What like a GSXR 750 ...Best move I have made.
Tried that.... was getting hammered so know this year at least
.........and you could also run up a set of curtains with it when you're not riding it!
You just gotta poke at the bear don't you???
Yep your correct, unlike yours where you had the problem from the go, I bought my bike which was nearly 2 years old and had just over 2,000m on the clock and the brakes were perfect. A year down the line and the problems started. I feel for you, modding the heat shield should not be an excuse to refuse a warranty claim. If you’re worried about it, order another one from Honda or get one off ebay.
Good luck with it and keep us all posted.
Glad I never bought the ABS Blade
Bought a 2011 blade great bike but had abs problems, took it back and they said it would be done under warranty but if nothing was found faulty I would be charged £700.00 Labour. So changed for a 2012 non abs, so far brakes are great.
After reading and hearing about so many of the people with issues on the abs blade, I'd also like to say that I've got a 2011 abs blade and I've never had any problems. Maybe I'm one of the few lucky ones. If I'd had the problems some people mention, it would probably make me steer clear of Hondas in the future.
I could easily remove the heat shielding, but I can't bear the pain in the ass it would be to get at it again!!!! Besides, I think its a good idea regardless if it fixed the problem or not. Honda Canada will be replacing the front Power Modulator as well as the front Valve Unit under warranty (although they are unaware of my "heat shielding") even though my dealer is completely convinced that this is simply "how C-ABS works, and that ALL units will exhibit this annoying tendency". Of course they also thought that it was because I had my lever position dialed in a bit, and have never even seen another C-ABS equipped bike, let alone worked on one!
Speaking on the telephone with Honda Canada Customer Service on this issue is certainly one of the most frustrating experiences of my motorcycling career.

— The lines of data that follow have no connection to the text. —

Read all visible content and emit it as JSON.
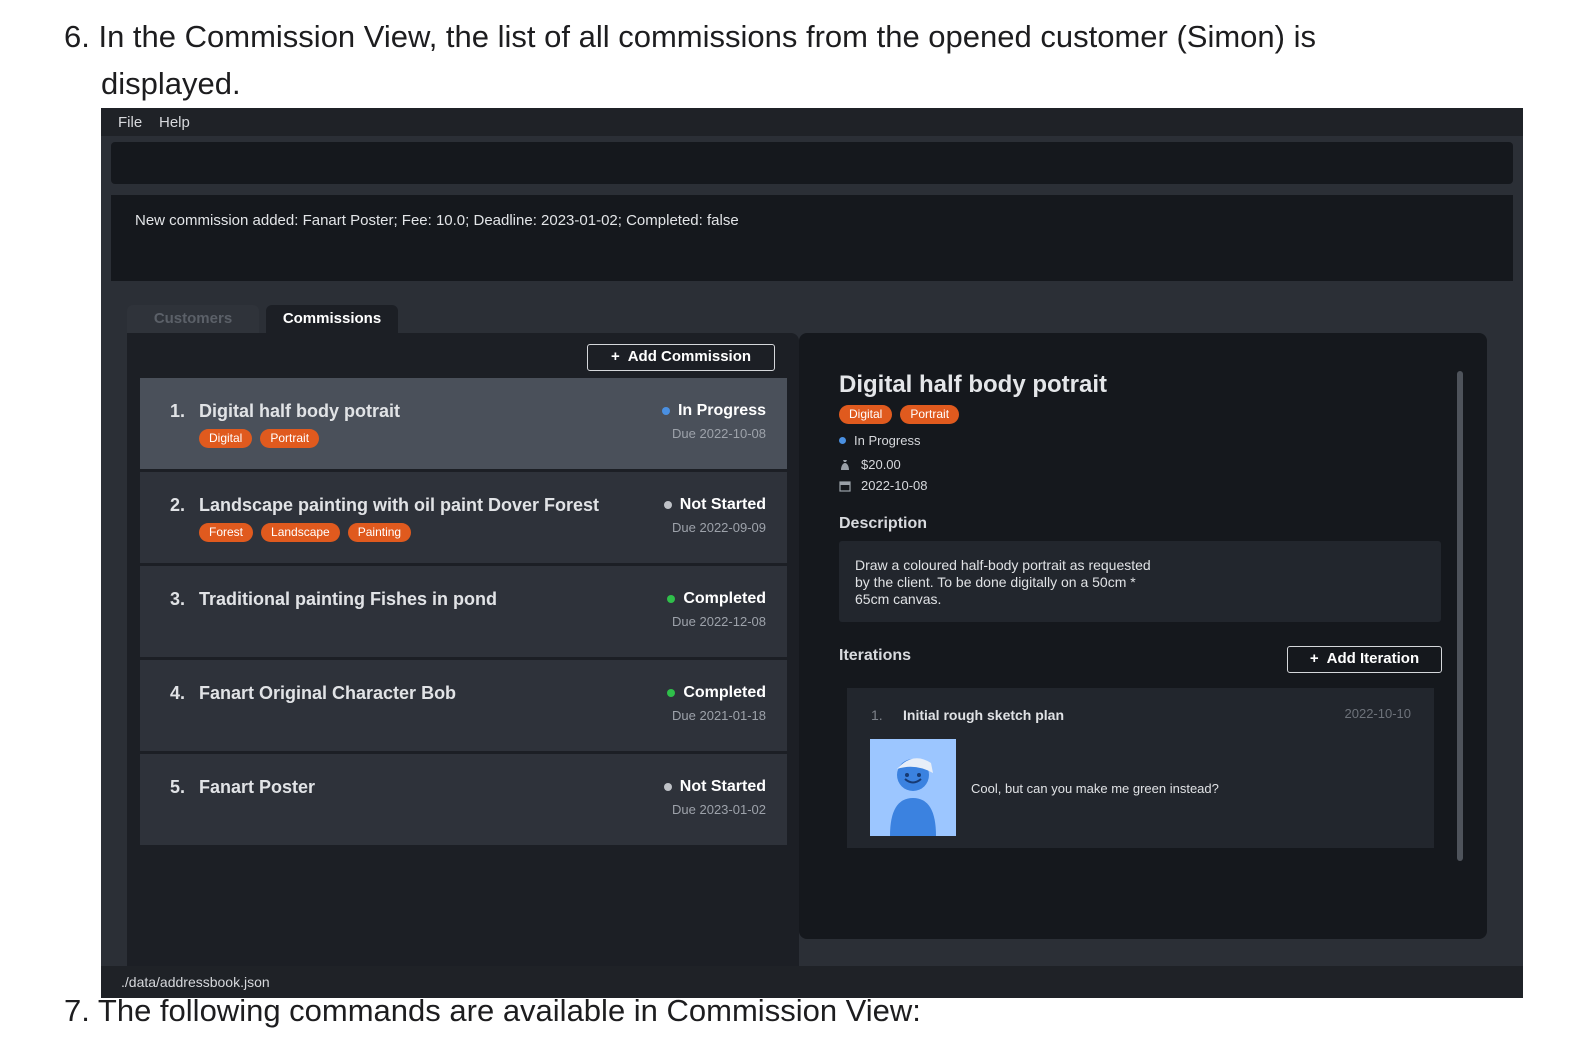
{
  "doc": {
    "step6_line1": "6. In the Commission View, the list of all commissions from the opened customer (Simon) is",
    "step6_line2": "displayed.",
    "step7": "7. The following commands are available in Commission View:"
  },
  "app": {
    "menu": [
      "File",
      "Help"
    ],
    "command_input": "",
    "result_message": "New commission added: Fanart Poster; Fee: 10.0; Deadline: 2023-01-02; Completed: false",
    "tabs": [
      {
        "label": "Customers",
        "active": false
      },
      {
        "label": "Commissions",
        "active": true
      }
    ],
    "add_commission_label": "Add Commission",
    "commissions": [
      {
        "index": "1.",
        "title": "Digital half body potrait",
        "tags": [
          "Digital",
          "Portrait"
        ],
        "status": "In Progress",
        "status_color": "#4a90e2",
        "due": "Due 2022-10-08",
        "selected": true
      },
      {
        "index": "2.",
        "title": "Landscape painting with oil paint Dover Forest",
        "tags": [
          "Forest",
          "Landscape",
          "Painting"
        ],
        "status": "Not Started",
        "status_color": "#bfc2c7",
        "due": "Due 2022-09-09",
        "selected": false
      },
      {
        "index": "3.",
        "title": "Traditional painting Fishes in pond",
        "tags": [],
        "status": "Completed",
        "status_color": "#2fbf4a",
        "due": "Due 2022-12-08",
        "selected": false
      },
      {
        "index": "4.",
        "title": "Fanart Original Character Bob",
        "tags": [],
        "status": "Completed",
        "status_color": "#2fbf4a",
        "due": "Due 2021-01-18",
        "selected": false
      },
      {
        "index": "5.",
        "title": "Fanart Poster",
        "tags": [],
        "status": "Not Started",
        "status_color": "#bfc2c7",
        "due": "Due 2023-01-02",
        "selected": false
      }
    ],
    "detail": {
      "title": "Digital half body potrait",
      "tags": [
        "Digital",
        "Portrait"
      ],
      "status": "In Progress",
      "status_color": "#4a90e2",
      "fee": "$20.00",
      "deadline": "2022-10-08",
      "description_heading": "Description",
      "description": "Draw a coloured half-body portrait as requested by the client. To be done digitally on a 50cm * 65cm canvas.",
      "iterations_heading": "Iterations",
      "add_iteration_label": "Add Iteration",
      "iterations": [
        {
          "index": "1.",
          "title": "Initial rough sketch plan",
          "date": "2022-10-10",
          "comment": "Cool, but can you make me green instead?"
        }
      ]
    },
    "status_bar": "./data/addressbook.json",
    "colors": {
      "tag": "#e05a1e",
      "background": "#2b2f36",
      "panel": "#1c1f25"
    }
  }
}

All that I ever wanted was to speak with someone who actually knew what they were talking about - apparently not the "Honda way". They actually seem to exhibit contempt for loyal customers! Go figure.
OK forum, its official, received an e mail from VOSA tonight.

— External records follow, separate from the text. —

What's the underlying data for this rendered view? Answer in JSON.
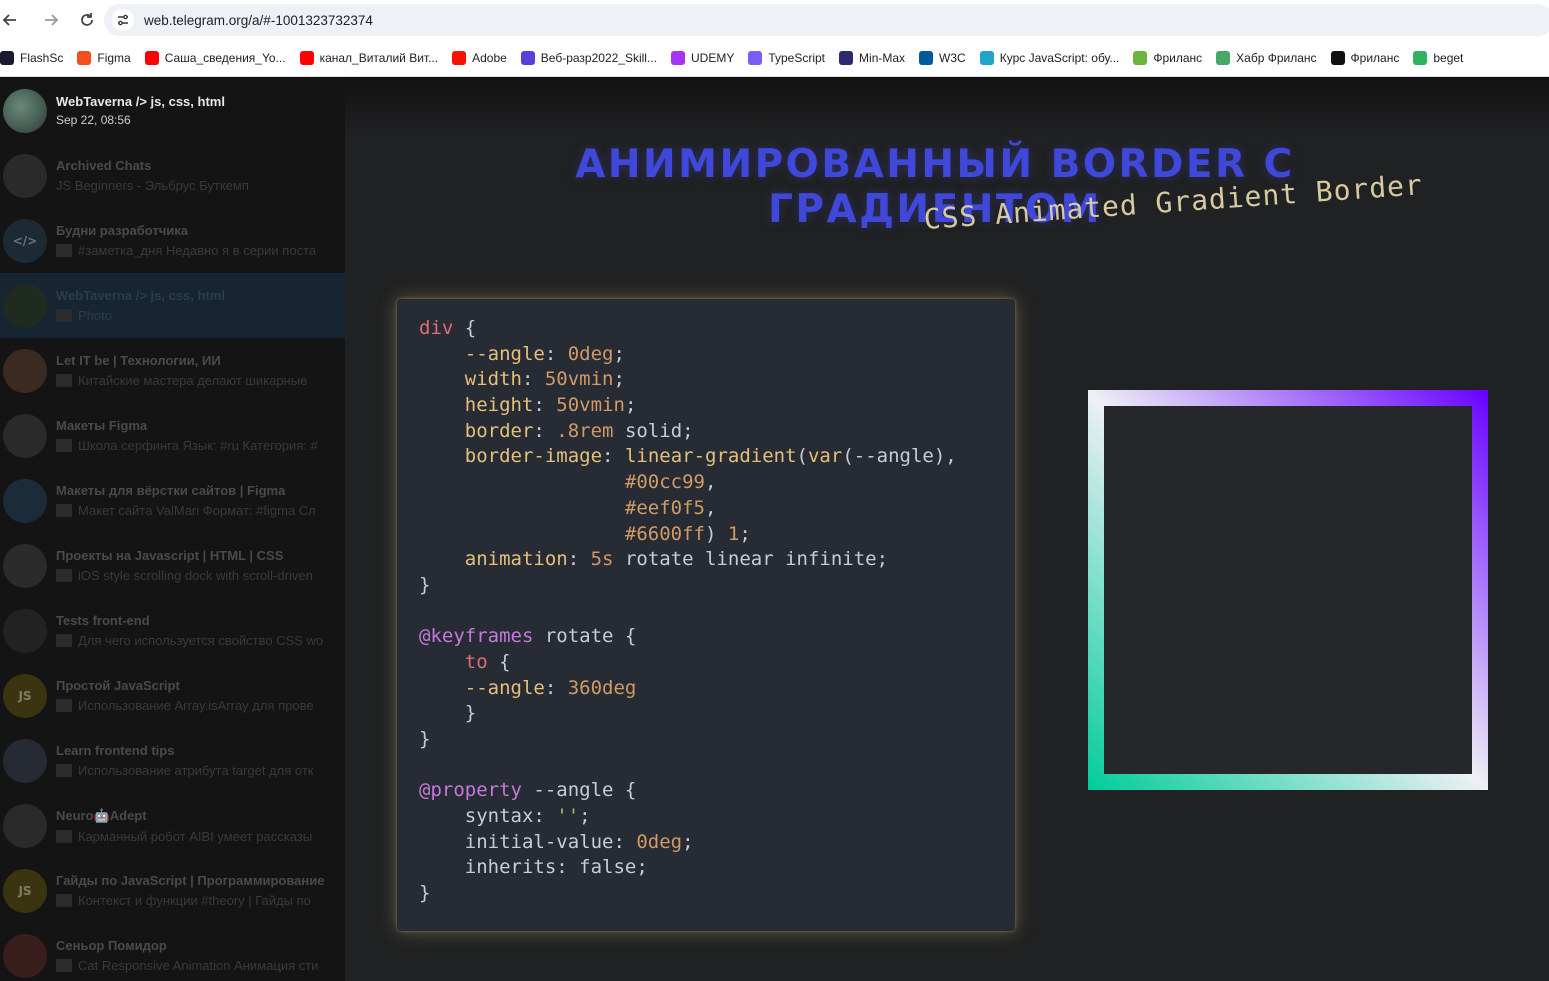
{
  "browser": {
    "url": "web.telegram.org/a/#-1001323732374"
  },
  "bookmarks": [
    {
      "label": "FlashSc",
      "icon": "flashcard-icon",
      "color": "#1a1a2e"
    },
    {
      "label": "Figma",
      "icon": "figma-icon",
      "color": "#f24e1e"
    },
    {
      "label": "Саша_сведения_Yo...",
      "icon": "youtube-icon",
      "color": "#ff0000"
    },
    {
      "label": "канал_Виталий Вит...",
      "icon": "youtube-icon",
      "color": "#ff0000"
    },
    {
      "label": "Adobe",
      "icon": "adobe-icon",
      "color": "#fa0f00"
    },
    {
      "label": "Веб-разр2022_Skill...",
      "icon": "skillbox-icon",
      "color": "#5b3fd9"
    },
    {
      "label": "UDEMY",
      "icon": "udemy-icon",
      "color": "#a435f0"
    },
    {
      "label": "TypeScript",
      "icon": "typescript-icon",
      "color": "#7b5cf5"
    },
    {
      "label": "Min-Max",
      "icon": "minmax-icon",
      "color": "#2d2a6e"
    },
    {
      "label": "W3C",
      "icon": "w3c-icon",
      "color": "#005a9c"
    },
    {
      "label": "Курс JavaScript: обу...",
      "icon": "course-icon",
      "color": "#1ea5c7"
    },
    {
      "label": "Фриланс",
      "icon": "freelance-icon",
      "color": "#6cb33f"
    },
    {
      "label": "Хабр Фриланс",
      "icon": "habr-icon",
      "color": "#48a868"
    },
    {
      "label": "Фриланс",
      "icon": "kwork-icon",
      "color": "#111111"
    },
    {
      "label": "beget",
      "icon": "beget-icon",
      "color": "#2fb35c"
    }
  ],
  "media_header": {
    "chat_name": "WebTaverna /> js, css, html",
    "date": "Sep 22, 08:56"
  },
  "chats": [
    {
      "name": "Archived Chats",
      "preview": "JS Beginners - Эльбрус Буткемп",
      "avatar_color": "#2a2a2a",
      "avatar_text": ""
    },
    {
      "name": "Будни разработчика",
      "preview": "#заметка_дня Недавно я в серии поста",
      "avatar_color": "#1c2a35",
      "avatar_text": "</>"
    },
    {
      "name": "WebTaverna /> js, css, html",
      "preview": "Photo",
      "avatar_color": "#1f2a20",
      "avatar_text": ""
    },
    {
      "name": "Let IT be | Технологии, ИИ",
      "preview": "Китайские мастера делают шикарные",
      "avatar_color": "#3a2a22",
      "avatar_text": ""
    },
    {
      "name": "Макеты Figma",
      "preview": "Школа серфинга Язык: #ru Категория: #",
      "avatar_color": "#2a2a2a",
      "avatar_text": ""
    },
    {
      "name": "Макеты для вёрстки сайтов | Figma",
      "preview": "Макет сайта ValMari Формат: #figma Сл",
      "avatar_color": "#1c2b3a",
      "avatar_text": ""
    },
    {
      "name": "Проекты на Javascript | HTML | CSS",
      "preview": "iOS style scrolling dock with scroll-driven",
      "avatar_color": "#2b2b2b",
      "avatar_text": ""
    },
    {
      "name": "Tests front-end",
      "preview": "Для чего используется свойство CSS wo",
      "avatar_color": "#222222",
      "avatar_text": ""
    },
    {
      "name": "Простой JavaScript",
      "preview": "Использование Array.isArray для прове",
      "avatar_color": "#3a3410",
      "avatar_text": "JS"
    },
    {
      "name": "Learn frontend tips",
      "preview": "Использование атрибута target для отк",
      "avatar_color": "#262a33",
      "avatar_text": ""
    },
    {
      "name": "Neuro🤖Adept",
      "preview": "Карманный робот AIBI умеет рассказы",
      "avatar_color": "#2a2a2a",
      "avatar_text": ""
    },
    {
      "name": "Гайды по JavaScript | Программирование",
      "preview": "Контекст и функции #theory | Гайды по",
      "avatar_color": "#3a3510",
      "avatar_text": "JS"
    },
    {
      "name": "Сеньор Помидор",
      "preview": "Cat Responsive Animation Анимация сти",
      "avatar_color": "#3a1e1e",
      "avatar_text": ""
    }
  ],
  "slide": {
    "title": "АНИМИРОВАННЫЙ BORDER С ГРАДИЕНТОМ",
    "subtitle": "CSS Animated Gradient Border",
    "code_lines": [
      [
        [
          "sel",
          "div"
        ],
        [
          "plain",
          " {"
        ]
      ],
      [
        [
          "plain",
          "    "
        ],
        [
          "prop",
          "--angle"
        ],
        [
          "plain",
          ": "
        ],
        [
          "num",
          "0deg"
        ],
        [
          "plain",
          ";"
        ]
      ],
      [
        [
          "plain",
          "    "
        ],
        [
          "prop",
          "width"
        ],
        [
          "plain",
          ": "
        ],
        [
          "num",
          "50vmin"
        ],
        [
          "plain",
          ";"
        ]
      ],
      [
        [
          "plain",
          "    "
        ],
        [
          "prop",
          "height"
        ],
        [
          "plain",
          ": "
        ],
        [
          "num",
          "50vmin"
        ],
        [
          "plain",
          ";"
        ]
      ],
      [
        [
          "plain",
          "    "
        ],
        [
          "prop",
          "border"
        ],
        [
          "plain",
          ": "
        ],
        [
          "num",
          ".8rem"
        ],
        [
          "plain",
          " solid;"
        ]
      ],
      [
        [
          "plain",
          "    "
        ],
        [
          "prop",
          "border-image"
        ],
        [
          "plain",
          ": "
        ],
        [
          "fn",
          "linear-gradient"
        ],
        [
          "plain",
          "("
        ],
        [
          "fn",
          "var"
        ],
        [
          "plain",
          "(--angle),"
        ]
      ],
      [
        [
          "plain",
          "                  "
        ],
        [
          "num",
          "#00cc99"
        ],
        [
          "plain",
          ","
        ]
      ],
      [
        [
          "plain",
          "                  "
        ],
        [
          "num",
          "#eef0f5"
        ],
        [
          "plain",
          ","
        ]
      ],
      [
        [
          "plain",
          "                  "
        ],
        [
          "num",
          "#6600ff"
        ],
        [
          "plain",
          ") "
        ],
        [
          "num",
          "1"
        ],
        [
          "plain",
          ";"
        ]
      ],
      [
        [
          "plain",
          "    "
        ],
        [
          "prop",
          "animation"
        ],
        [
          "plain",
          ": "
        ],
        [
          "num",
          "5s"
        ],
        [
          "plain",
          " rotate linear infinite;"
        ]
      ],
      [
        [
          "plain",
          "}"
        ]
      ],
      [
        [
          "plain",
          ""
        ]
      ],
      [
        [
          "at",
          "@keyframes"
        ],
        [
          "plain",
          " rotate {"
        ]
      ],
      [
        [
          "plain",
          "    "
        ],
        [
          "sel",
          "to"
        ],
        [
          "plain",
          " {"
        ]
      ],
      [
        [
          "plain",
          "    "
        ],
        [
          "prop",
          "--angle"
        ],
        [
          "plain",
          ": "
        ],
        [
          "num",
          "360deg"
        ]
      ],
      [
        [
          "plain",
          "    }"
        ]
      ],
      [
        [
          "plain",
          "}"
        ]
      ],
      [
        [
          "plain",
          ""
        ]
      ],
      [
        [
          "at",
          "@property"
        ],
        [
          "plain",
          " --angle {"
        ]
      ],
      [
        [
          "plain",
          "    syntax: "
        ],
        [
          "green",
          "''"
        ],
        [
          "plain",
          ";"
        ]
      ],
      [
        [
          "plain",
          "    initial-value: "
        ],
        [
          "num",
          "0deg"
        ],
        [
          "plain",
          ";"
        ]
      ],
      [
        [
          "plain",
          "    inherits: false;"
        ]
      ],
      [
        [
          "plain",
          "}"
        ]
      ]
    ]
  },
  "colors": {
    "title_blue": "#3f48d8",
    "gradient_start": "#00cc99",
    "gradient_mid": "#eef0f5",
    "gradient_end": "#6600ff"
  }
}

After testing by Honda and VOSA engineers the reports of brake issues on C-ABS Blades cannot be reproduced and as such the case is closed.
Also noted that Honda contacted dealers who had customers report issues on C-ABS Blades, but not a single Honda dealer who was contacted in the UK has ever experienced braking issues on a C-ABS Blade.
So there you have it, all the parts replaced under warranty, all the brake bleeds under goodwill and warranty, the whole shooting match has been done without any technical evidence found to justify doing it all.
It appears very strange that the manufacturer has authorised their service agents to change parts in response to customer complaints when no issue has ever been found, why would they do that?
How would they ever know what part to change if there is no evidence to suggest any component is faulty?
Not sure if VOSA ever asked such a simple direct question as that.
So I guess that makes every single one of us who has written on forums, complained to Honda in various countries, gone back and forth to dealers countless times, had parts changed, bikes bled unsuccessfully by expert techs, who had to do it 2 or 3 times before the ECU agreed it was done right, ended up selling bikes to be shot of the problems, ultimately we are all complete liars and have made it all up.
Just gobsmacked that in this modern world of consumer protectionism such a serious issue such as this is just being swept under the carpet.
It is rather ironic that I updated VOSA today that my bike had another brake failure episode from 50 mph and then I receive their official case closed letter, obviously after 35 years of riding experience, it would appear that I cannot tell the difference between the bike slowing down when I operate the brake lever, and it failing to respond when I operate the brake lever.